The responses to my less than complete satisfaction with Noah’s playgroup lead me to a topic I’ve been meaning to blog about for sometime – the work of Mommy socializing. As a SAHM I consider it part of my job to seek out and maintain friendships with other SAHM’s and their children, both for my benefit and Noah’s. I’m a fairly social lass and in contemplating staying home with kids I always feared I wouldn’t be able to do it because I’d be too lonely. When Mark worked from home I repeatedly said I’d never be able to do it because I NEED the social interaction of the regular workplace. And yet here I am “working” from home, and actually enjoying it more than I ever thought possible. But part of what keeps me sane is socializing with other mothers who are also at home with their kids every day. They are my “work” friends. In the workplace I’ve always become friendly with people who were different then me – they had different viewpoints, different interests, different ways of being than myself. But we had work as common ground – both the location and the ins and outs of the work we did and the people with whom we dealt. And it’s those people who always got me to work every day, who made the drudgery of my job fun. As a SAHM I can’t merely peer over my cubicle wall to meet a new friend, I have to seek them. And I won’t just run into them every day in the same office, I have to make play dates and arrange playgroups. And though some of the Moms I’ve become friendly with wouldn’t exactly fit in with my longstanding pre-Noah friends at a party, they are vital to my happiness.

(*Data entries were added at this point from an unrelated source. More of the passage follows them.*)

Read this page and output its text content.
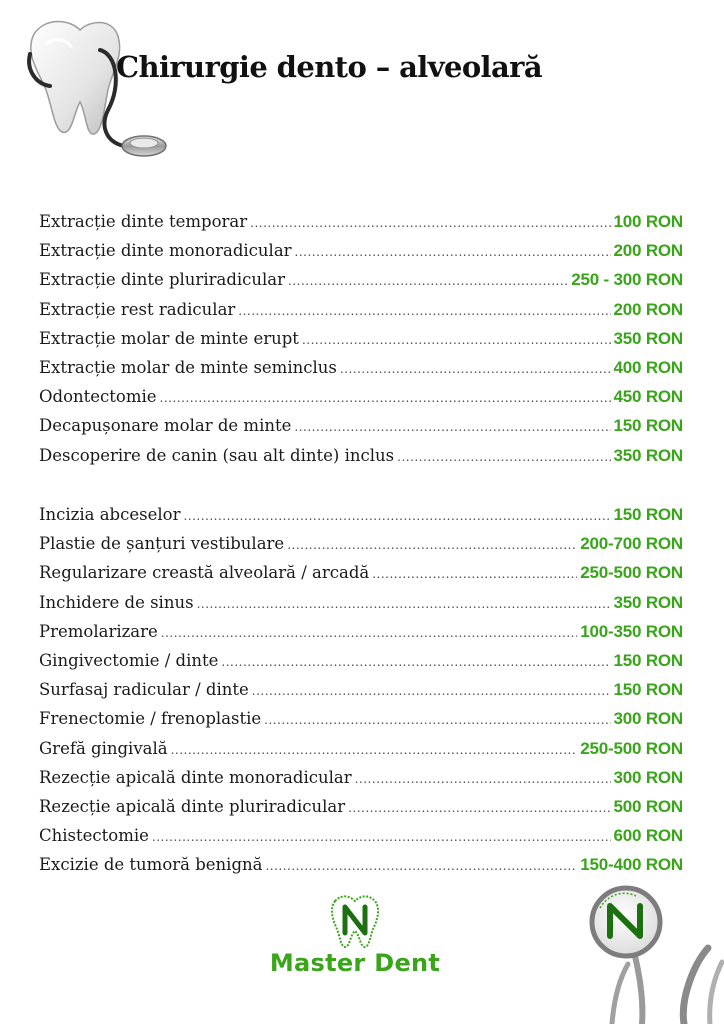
Chirurgie dento – alveolară
Extracție dinte temporar .....	100 RON
Extracție dinte monoradicular .....	200 RON
Extracție dinte pluriradicular .....	250 - 300 RON
Extracție rest radicular .....	200 RON
Extracție molar de minte erupt .....	350 RON
Extracție molar de minte seminclus .....	400 RON
Odontectomie .....	450 RON
Decapușonare molar de minte .....	150 RON
Descoperire de canin (sau alt dinte) inclus .....	350 RON
Incizia abceselor .....	150 RON
Plastie de șanțuri vestibulare .....	200-700 RON
Regularizare creastă alveolară / arcadă .....	250-500 RON
Inchidere de sinus .....	350 RON
Premolarizare .....	100-350 RON
Gingivectomie / dinte .....	150 RON
Surfasaj radicular / dinte .....	150 RON
Frenectomie / frenoplastie .....	300 RON
Grefă gingivală .....	250-500 RON
Rezecție apicală dinte monoradicular .....	300 RON
Rezecție apicală dinte pluriradicular .....	500 RON
Chistectomie .....	600 RON
Excizie de tumoră benignă .....	150-400 RON
Master Dent
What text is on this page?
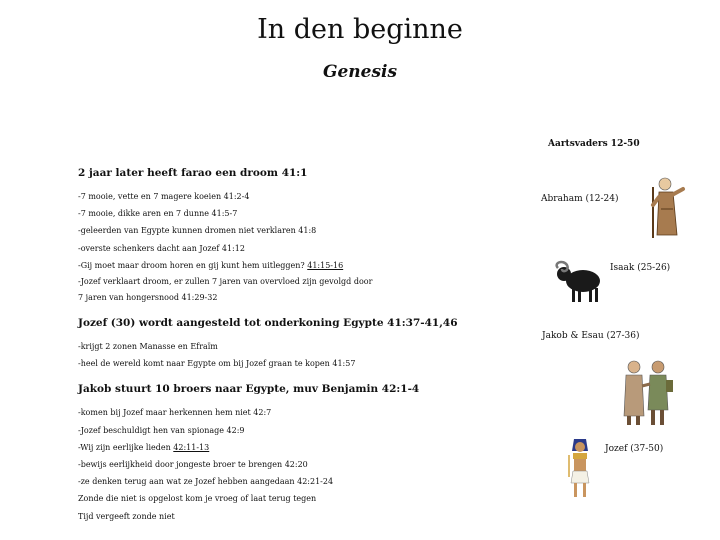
In den beginne
Genesis
Aartsvaders 12-50
Abraham (12-24)
Isaak (25-26)
Jakob & Esau (27-36)
Jozef (37-50)
2 jaar later heeft farao een droom 41:1
-7 mooie, vette en 7 magere koeien 41:2-4
-7 mooie, dikke aren en 7 dunne 41:5-7
-geleerden van Egypte kunnen dromen niet verklaren 41:8
-overste schenkers dacht aan Jozef 41:12
-Gij moet maar droom horen en gij kunt hem uitleggen? 41:15-16
-Jozef verklaart droom, er zullen 7 jaren van overvloed zijn gevolgd door 7 jaren van hongersnood 41:29-32
Jozef (30) wordt aangesteld tot onderkoning Egypte 41:37-41,46
-krijgt 2 zonen Manasse en Efraïm
-heel de wereld komt naar Egypte om bij Jozef graan te kopen 41:57
Jakob stuurt 10 broers naar Egypte, muv Benjamin 42:1-4
-komen bij Jozef maar herkennen hem niet 42:7
-Jozef beschuldigt hen van spionage 42:9
-Wij zijn eerlijke lieden 42:11-13
-bewijs eerlijkheid door jongeste broer te brengen 42:20
-ze denken terug aan wat ze Jozef hebben aangedaan 42:21-24
Zonde die niet is opgelost kom je vroeg of laat terug tegen
Tijd vergeeft zonde niet
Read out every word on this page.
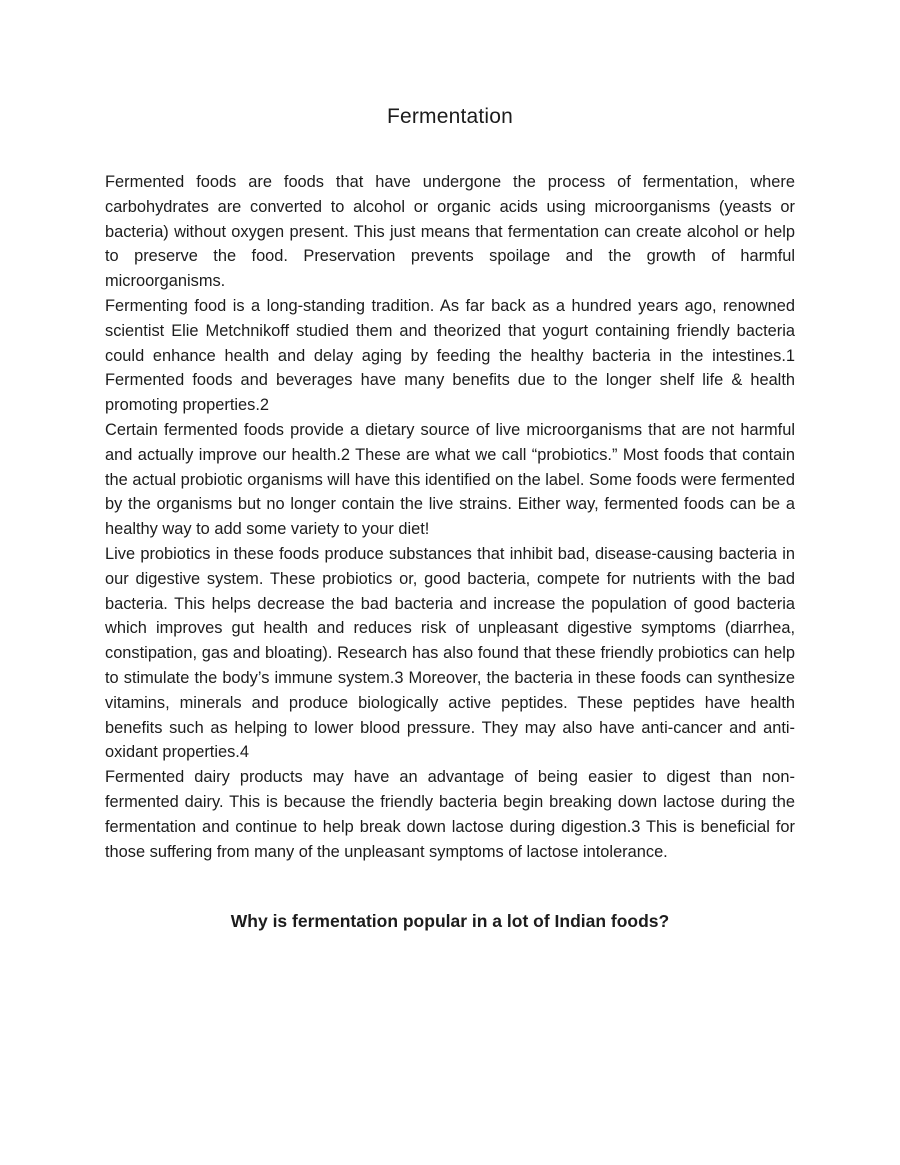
Fermentation

Fermented foods are foods that have undergone the process of fermentation, where carbohydrates are converted to alcohol or organic acids using microorganisms (yeasts or bacteria) without oxygen present. This just means that fermentation can create alcohol or help to preserve the food. Preservation prevents spoilage and the growth of harmful microorganisms.

Fermenting food is a long-standing tradition. As far back as a hundred years ago, renowned scientist Elie Metchnikoff studied them and theorized that yogurt containing friendly bacteria could enhance health and delay aging by feeding the healthy bacteria in the intestines.1 Fermented foods and beverages have many benefits due to the longer shelf life & health promoting properties.2

Certain fermented foods provide a dietary source of live microorganisms that are not harmful and actually improve our health.2 These are what we call “probiotics.” Most foods that contain the actual probiotic organisms will have this identified on the label. Some foods were fermented by the organisms but no longer contain the live strains. Either way, fermented foods can be a healthy way to add some variety to your diet!

Live probiotics in these foods produce substances that inhibit bad, disease-causing bacteria in our digestive system. These probiotics or, good bacteria, compete for nutrients with the bad bacteria. This helps decrease the bad bacteria and increase the population of good bacteria which improves gut health and reduces risk of unpleasant digestive symptoms (diarrhea, constipation, gas and bloating). Research has also found that these friendly probiotics can help to stimulate the body’s immune system.3 Moreover, the bacteria in these foods can synthesize vitamins, minerals and produce biologically active peptides. These peptides have health benefits such as helping to lower blood pressure. They may also have anti-cancer and anti-oxidant properties.4

Fermented dairy products may have an advantage of being easier to digest than non-fermented dairy. This is because the friendly bacteria begin breaking down lactose during the fermentation and continue to help break down lactose during digestion.3 This is beneficial for those suffering from many of the unpleasant symptoms of lactose intolerance.

Why is fermentation popular in a lot of Indian foods?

And of course Noah’s need for socialization is also key. Sure he might sometimes be cautious, passive, sensitive and downright uncomfortable in social situations with kids his own age, but that is all the more reason I have to keep up with the play dates. It won’t ever become manageable for him if he never has to do it. However that being said I also want to say that I don’t believe the reason for Noah’s shyness is because he’s home with me – it seems obvious to me that it’s an inherent part of his personality. Despite seeing some kids regularly for almost a year he’s just warming up to them. Of course if Noah was regularly in a preschool situation he would have to adapt a way of dealing with his shyness or at the very least adapt to the specific children he encountered at school because he'd have no other option. But I don’t think school is a magic pill to cure his sensitivity, caution and passiveness. And thank God. Because though I feel for him when he’s obviously a bit scared in a new situation, I’m also proud of how observant, thoughtful and sensitive he is. I’m glad he’s the boy giving up his toy rather than the one grabbing it out of another child’s hand.
Part of the reason I feel that Noah will most likely remain a bit anxious socially is because that’s how Mark is. I have a perfect example. In two weeks Mark’s aunt and uncle are having a fiftieth wedding anniversary party. And because Noah isn’t permitted to attend and the driving distance and timing involved, Mark has to go to the party solo while I stay home with the boy. And while I’m disappointed I can’t attend, Mark is more so. He’s anxious about having to socialize at a party without me there to help him. And it’s his FAMILY! Of course he’ll go and he’ll have a good time chatting with his aunts, uncles and cousins, but that fear of not having me there to lean on is exactly what I believe Noah experiences. And Mark hasn’t overcome that after many, many years of schooling. He even interacts with people other than me EVERY DAY!
So an occasional bad playgroup session is nothing to sweat. It won’t have me packing my bags and locking myself and the boy back in the house for the day. And if a Mommy friend can be a bit overbearing on occasion, I try hard to overlook it. (As I hope they and you will do for me.) I need those "work" friends desperately, even when I'm annoyed. (That doesn’t however mean I won’t bitch about it sporadically.)